Blood Moon Confession

Confession: On July 27th 2018 I already knew I wouldn’t go back to Belgium after 1 year of living in Sweden. It was the night of the blood moon lunar eclipse. I had been carefully planning the event: looking up exactly where the moon would appear in the sky that night & searching for the place that would offer me the best view, so I could witness the spectacle without straining any neck muscles. ‘Full moon view’ was what I was going for. I prepared a bag with snacks, drinks, a blanket and my camera and headed off to the rock with the best seats: overlooking the lake, no trees or buildings would block my view. Picture a giant rock full of curious people waiting for this event in the sky. Waiting & wondering if we would actually see the moon. At the official lunar eclipse starting time we still hadn’t caught a single glimpse of the moon & I started to worry. What if we were all looking in the wrong direction like stupid fools?

What followed was a blind wild goose chase. I ran up & down the path along the lake, exploring all corners of the sky without success, while it was slowly growing darker. Somewhere halfway rushing down that path for the third time I gave up, picked a medium rock and made myself comfortable with a blanket to sit on, some snacks and a glass of wine (ok, in reality it was a plastic bottle I filled with wine for easy transport, true festival style). I was enjoying a lovely summer night by the lake, with the soft soothing sound of water brushing against the shore. I was happy, even though I was missing the blood moon lunar eclipse. While I was staring in the distance, in the direction of where the moon was supposed to appear in the sky, I suddenly noticed a thick slightly darker band right above the horizon. Clouds. So thin & camouflaged that I almost missed them, or better: that I actually missed them at first. And you’ll never guess what was hiding behind those clouds. The moon.

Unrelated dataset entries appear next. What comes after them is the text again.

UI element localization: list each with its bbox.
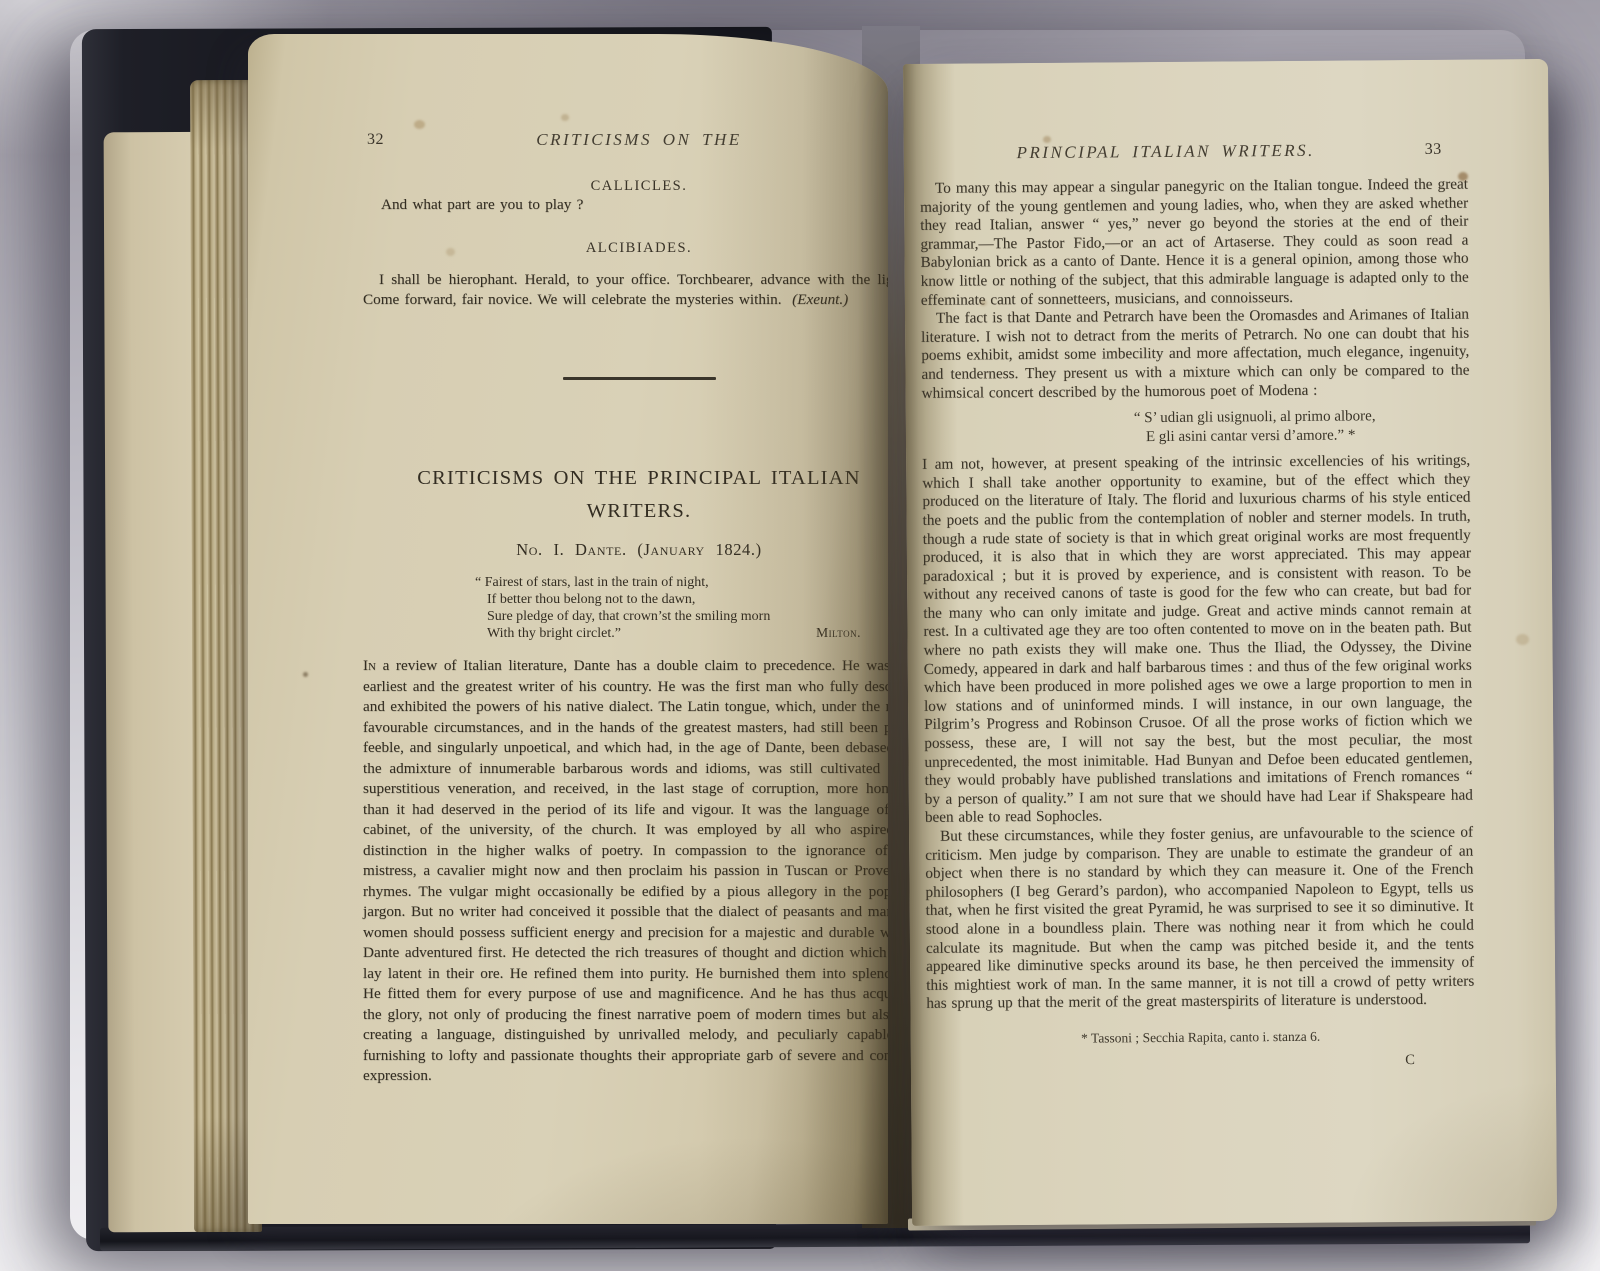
body-paragraph: I am not, however, at present speaking o…: [922, 452, 1473, 828]
body-paragraph: The fact is that Dante and Petrarch have…: [921, 306, 1470, 403]
right-page-header: PRINCIPAL ITALIAN WRITERS. 33: [920, 140, 1468, 166]
epigraph-line: With thy bright circlet.”: [475, 625, 875, 642]
speaker-name-callicles: CALLICLES.: [363, 178, 888, 195]
epigraph-attribution: Milton.: [816, 624, 861, 641]
running-head-left: CRITICISMS ON THE: [363, 130, 888, 150]
epigraph-line: Sure pledge of day, that crown’st the sm…: [475, 608, 875, 625]
epigraph-line: “ Fairest of stars, last in the train of…: [475, 574, 875, 591]
speaker-name-alcibiades: ALCIBIADES.: [363, 240, 888, 257]
photo-background: 32 CRITICISMS ON THE CALLICLES. And what…: [0, 0, 1600, 1271]
article-subtitle: No. I. Dante. (January 1824.): [363, 540, 888, 560]
printer-signature: C: [927, 1051, 1475, 1072]
paragraph-text: a review of Italian literature, Dante ha…: [363, 657, 888, 1084]
dialogue-line: And what part are you to play ?: [363, 195, 888, 216]
stage-direction: (Exeunt.): [792, 291, 848, 308]
verse-line: E gli asini cantar versi d’amore.” *: [1134, 425, 1470, 446]
left-page-content: 32 CRITICISMS ON THE CALLICLES. And what…: [363, 34, 888, 1087]
article-title: CRITICISMS ON THE PRINCIPAL ITALIAN WRIT…: [363, 462, 888, 528]
right-page-content: PRINCIPAL ITALIAN WRITERS. 33 To many th…: [919, 60, 1475, 1073]
epigraph-line: If better thou belong not to the dawn,: [475, 591, 875, 608]
paragraph-lead-in: In: [363, 657, 376, 674]
body-paragraph: In a review of Italian literature, Dante…: [363, 656, 888, 1087]
page-number-left: 32: [367, 131, 384, 149]
dialogue-passage: I shall be hierophant. Herald, to your o…: [363, 270, 888, 311]
body-paragraph: But these circumstances, while they fost…: [925, 824, 1474, 1014]
footnote: * Tassoni ; Secchia Rapita, canto i. sta…: [927, 1027, 1475, 1047]
right-page: PRINCIPAL ITALIAN WRITERS. 33 To many th…: [903, 59, 1557, 1226]
body-paragraph: To many this may appear a singular paneg…: [920, 176, 1469, 310]
running-head-right: PRINCIPAL ITALIAN WRITERS.: [903, 140, 1440, 164]
page-number-right: 33: [1425, 141, 1442, 159]
epigraph: “ Fairest of stars, last in the train of…: [475, 574, 875, 642]
left-page-header: 32 CRITICISMS ON THE: [363, 130, 888, 152]
left-page: 32 CRITICISMS ON THE CALLICLES. And what…: [248, 34, 888, 1224]
verse-quote: “ S’ udian gli usignuoli, al primo albor…: [1134, 407, 1470, 447]
section-divider-rule: [563, 377, 716, 381]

But by then, the night was not so much about the lunar eclipse anymore, because right before I solved the moon mystery, a warm feeling had washed over me: I felt at ease and so very free, for the first time since long, that I could not help myself to feel like I finally belonged. Here. With myself. In Sweden. That’s when I whispered to myself: I can’t go back to Belgium.

Of course I can’t predict the future. This is the now, June 29th. Maybe I can belong somewhere else as well. That’s something I don’t know. But I trust that I will, when I need to. For now this is all I know: Sweden, Stockholm, my life here, makes me happy, so I’m staying indefinitely, for now. My 1 year trial period is officially over.